Ron had spent a lifetime collecting and building trains. His modest layout was crowded not only with his own models, but with those of friends he had met through the hobby. And of course, the walls were lined with shelves on which he displayed more than 300 plows he had built over his modelling career.
After touring the layout, we peeked in at his workshop upstairs where he had two or three more plows under construction. Now, Ron did all his painting outdoors in the fine weather, and so he had started these models knowing he would never finish them. I will never forget the question in his eye when he turned to me and asked, “Why do we do the things we do?”
“Why do we do the things we do?” It’s a question that has haunted me ever since, but thanks to some of the responses to my recent post about scratchbuilding, maybe I can begin to answer it, at least in the context of model railroading. It breaks down to intrinsic and extrinsic satisfaction.
Some modelling is inherently satisfying – the feel of a knife in your hand as it slices through material, the perfection of parts as they slide together, that coat of paint atomized and deposited as smooth as silk. Sometimes we undertake modelling for the challenge, much like an athlete who strives to beat their best time; we feel satisfied when we complete the challenge. This is the intrinsic satisfaction of our craft.
But it can’t be merely about the craft, for why do we continue to strive for ever more accuracy in our models? Why do we invent new techniques? Why is mediocrity insufficient?
I was only ten when my grandfather, a CNR man, died of a heart attack in Montreal traffic. His memory smells of sawdust and Players unfiltered; it sounds like a deep gravelly bark, and is always lit in golden Kodachrome firelight. Despite my youth when he died, I keenly recall of him that we should seek to leave our thumbprints on the universe.

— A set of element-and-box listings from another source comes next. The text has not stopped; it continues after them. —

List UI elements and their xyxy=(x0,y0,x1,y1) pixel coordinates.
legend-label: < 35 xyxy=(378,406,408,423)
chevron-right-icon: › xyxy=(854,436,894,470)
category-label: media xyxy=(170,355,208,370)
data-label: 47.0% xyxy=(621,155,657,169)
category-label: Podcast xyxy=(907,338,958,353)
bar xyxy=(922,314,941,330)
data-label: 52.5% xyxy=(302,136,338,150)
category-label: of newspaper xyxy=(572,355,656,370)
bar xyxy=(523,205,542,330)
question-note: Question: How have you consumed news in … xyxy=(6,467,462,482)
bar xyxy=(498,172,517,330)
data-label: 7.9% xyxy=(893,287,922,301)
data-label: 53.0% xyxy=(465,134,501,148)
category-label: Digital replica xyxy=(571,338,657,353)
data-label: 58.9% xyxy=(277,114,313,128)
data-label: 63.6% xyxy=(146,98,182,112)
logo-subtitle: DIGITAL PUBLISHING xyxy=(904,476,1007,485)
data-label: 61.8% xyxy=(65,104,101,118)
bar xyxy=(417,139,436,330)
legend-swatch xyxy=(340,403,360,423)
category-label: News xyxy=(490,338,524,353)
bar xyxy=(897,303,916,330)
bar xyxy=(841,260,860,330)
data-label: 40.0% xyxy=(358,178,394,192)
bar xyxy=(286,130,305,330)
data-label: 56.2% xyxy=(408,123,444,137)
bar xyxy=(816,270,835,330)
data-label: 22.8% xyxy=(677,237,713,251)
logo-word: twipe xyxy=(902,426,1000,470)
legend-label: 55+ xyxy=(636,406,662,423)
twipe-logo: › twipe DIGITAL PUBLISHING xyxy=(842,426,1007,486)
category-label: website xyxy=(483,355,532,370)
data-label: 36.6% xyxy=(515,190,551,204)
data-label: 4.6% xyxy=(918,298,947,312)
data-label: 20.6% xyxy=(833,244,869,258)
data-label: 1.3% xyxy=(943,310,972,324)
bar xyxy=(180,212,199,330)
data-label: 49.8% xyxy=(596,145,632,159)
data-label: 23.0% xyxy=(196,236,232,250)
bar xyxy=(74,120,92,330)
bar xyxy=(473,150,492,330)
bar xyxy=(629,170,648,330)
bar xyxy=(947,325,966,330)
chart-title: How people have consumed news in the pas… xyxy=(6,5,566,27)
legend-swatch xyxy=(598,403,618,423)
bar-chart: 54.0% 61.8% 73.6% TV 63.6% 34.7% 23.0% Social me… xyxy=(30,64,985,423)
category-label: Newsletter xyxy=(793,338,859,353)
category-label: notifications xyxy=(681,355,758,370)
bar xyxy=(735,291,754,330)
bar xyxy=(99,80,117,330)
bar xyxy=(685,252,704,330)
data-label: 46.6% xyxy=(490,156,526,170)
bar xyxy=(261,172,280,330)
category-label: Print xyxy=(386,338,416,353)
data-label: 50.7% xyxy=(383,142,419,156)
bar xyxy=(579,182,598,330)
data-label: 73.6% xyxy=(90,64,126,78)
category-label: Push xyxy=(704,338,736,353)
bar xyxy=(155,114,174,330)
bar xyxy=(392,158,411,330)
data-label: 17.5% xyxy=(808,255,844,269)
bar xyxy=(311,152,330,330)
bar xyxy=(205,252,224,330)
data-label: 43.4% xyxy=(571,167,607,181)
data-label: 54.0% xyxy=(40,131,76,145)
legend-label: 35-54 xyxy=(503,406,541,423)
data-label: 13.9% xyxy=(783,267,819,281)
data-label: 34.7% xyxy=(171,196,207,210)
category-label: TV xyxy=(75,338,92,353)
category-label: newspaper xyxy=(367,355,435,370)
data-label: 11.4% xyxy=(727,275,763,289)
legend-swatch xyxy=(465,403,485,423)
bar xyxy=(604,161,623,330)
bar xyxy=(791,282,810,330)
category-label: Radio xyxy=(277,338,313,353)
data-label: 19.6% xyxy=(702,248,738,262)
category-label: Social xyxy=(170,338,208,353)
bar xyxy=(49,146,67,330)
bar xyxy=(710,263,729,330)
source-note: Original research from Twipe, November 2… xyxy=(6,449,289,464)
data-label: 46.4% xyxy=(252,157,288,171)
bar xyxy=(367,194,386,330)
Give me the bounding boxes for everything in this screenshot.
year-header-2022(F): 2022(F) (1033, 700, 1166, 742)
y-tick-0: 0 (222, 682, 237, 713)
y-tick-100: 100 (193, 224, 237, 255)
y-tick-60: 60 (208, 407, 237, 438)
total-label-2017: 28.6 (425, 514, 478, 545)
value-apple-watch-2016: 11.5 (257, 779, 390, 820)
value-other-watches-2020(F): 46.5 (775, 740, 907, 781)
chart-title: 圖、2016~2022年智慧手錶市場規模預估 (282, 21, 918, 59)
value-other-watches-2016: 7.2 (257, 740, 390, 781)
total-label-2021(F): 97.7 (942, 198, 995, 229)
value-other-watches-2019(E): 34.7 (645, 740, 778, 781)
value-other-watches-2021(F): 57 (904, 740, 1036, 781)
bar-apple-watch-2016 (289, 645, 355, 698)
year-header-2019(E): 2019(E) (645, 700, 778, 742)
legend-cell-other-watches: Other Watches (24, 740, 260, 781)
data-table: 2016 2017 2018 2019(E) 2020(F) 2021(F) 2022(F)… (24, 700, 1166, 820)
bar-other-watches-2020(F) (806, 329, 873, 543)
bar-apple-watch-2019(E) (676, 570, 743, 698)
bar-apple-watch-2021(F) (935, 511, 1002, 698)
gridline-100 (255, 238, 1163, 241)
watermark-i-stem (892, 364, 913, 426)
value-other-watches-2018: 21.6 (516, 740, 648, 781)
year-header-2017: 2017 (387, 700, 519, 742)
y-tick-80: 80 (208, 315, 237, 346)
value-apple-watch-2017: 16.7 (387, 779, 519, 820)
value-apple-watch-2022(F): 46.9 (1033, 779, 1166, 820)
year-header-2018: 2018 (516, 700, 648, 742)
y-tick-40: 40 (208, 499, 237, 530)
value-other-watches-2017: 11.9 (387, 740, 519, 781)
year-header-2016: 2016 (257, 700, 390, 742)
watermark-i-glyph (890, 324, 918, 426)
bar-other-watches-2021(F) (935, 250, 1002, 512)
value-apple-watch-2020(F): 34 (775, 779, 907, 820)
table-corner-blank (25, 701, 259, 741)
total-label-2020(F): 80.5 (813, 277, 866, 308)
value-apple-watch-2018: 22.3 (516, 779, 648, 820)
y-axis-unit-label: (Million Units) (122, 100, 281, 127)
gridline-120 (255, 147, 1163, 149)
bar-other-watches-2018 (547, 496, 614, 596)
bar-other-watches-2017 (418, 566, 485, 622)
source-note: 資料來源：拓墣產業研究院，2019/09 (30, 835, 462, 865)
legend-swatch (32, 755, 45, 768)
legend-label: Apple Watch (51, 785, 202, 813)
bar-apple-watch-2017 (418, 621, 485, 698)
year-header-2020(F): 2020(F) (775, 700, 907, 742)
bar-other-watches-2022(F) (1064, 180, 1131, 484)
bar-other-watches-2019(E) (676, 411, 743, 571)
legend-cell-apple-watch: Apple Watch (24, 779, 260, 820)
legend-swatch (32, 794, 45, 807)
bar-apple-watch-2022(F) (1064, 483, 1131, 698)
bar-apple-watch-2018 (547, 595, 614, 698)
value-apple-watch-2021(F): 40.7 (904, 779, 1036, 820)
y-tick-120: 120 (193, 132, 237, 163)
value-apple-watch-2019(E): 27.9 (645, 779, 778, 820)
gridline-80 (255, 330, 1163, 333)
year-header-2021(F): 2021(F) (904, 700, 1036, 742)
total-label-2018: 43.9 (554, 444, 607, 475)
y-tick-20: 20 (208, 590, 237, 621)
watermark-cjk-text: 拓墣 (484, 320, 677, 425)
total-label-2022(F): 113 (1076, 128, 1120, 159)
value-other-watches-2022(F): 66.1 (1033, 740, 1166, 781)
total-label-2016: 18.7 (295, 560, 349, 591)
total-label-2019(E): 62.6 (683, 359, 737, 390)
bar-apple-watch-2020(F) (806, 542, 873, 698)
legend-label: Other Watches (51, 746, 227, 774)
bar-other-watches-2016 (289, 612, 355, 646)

It’s a demanding life philosophy, but it explains why some of us must express our ideas – whether those ideas are about our personal feelings and experiences with trains, about the invention of techniques or about building camaraderie through this shared interest. Those who come into contact with our ideas are themselves shaped by them and carry them forward into the universe. By expressing our ideas through excellent, accurate models, we gain the attention that engages others and makes our ideas memorable. Mediocre models, like mediocre movies and mediocre meals are soon forgotten and have little impact. That is the extrinsic satisfaction of our hobby: to be recognized and if not remembered then felt after we are gone.
Why do we do the things we do? We do them to give permanence to our short time on this planet. For one day nobody will recall how we smelled, but the ideas, feelings and experiences we shared will be the bedrock for their own ideas, feelings and experiences.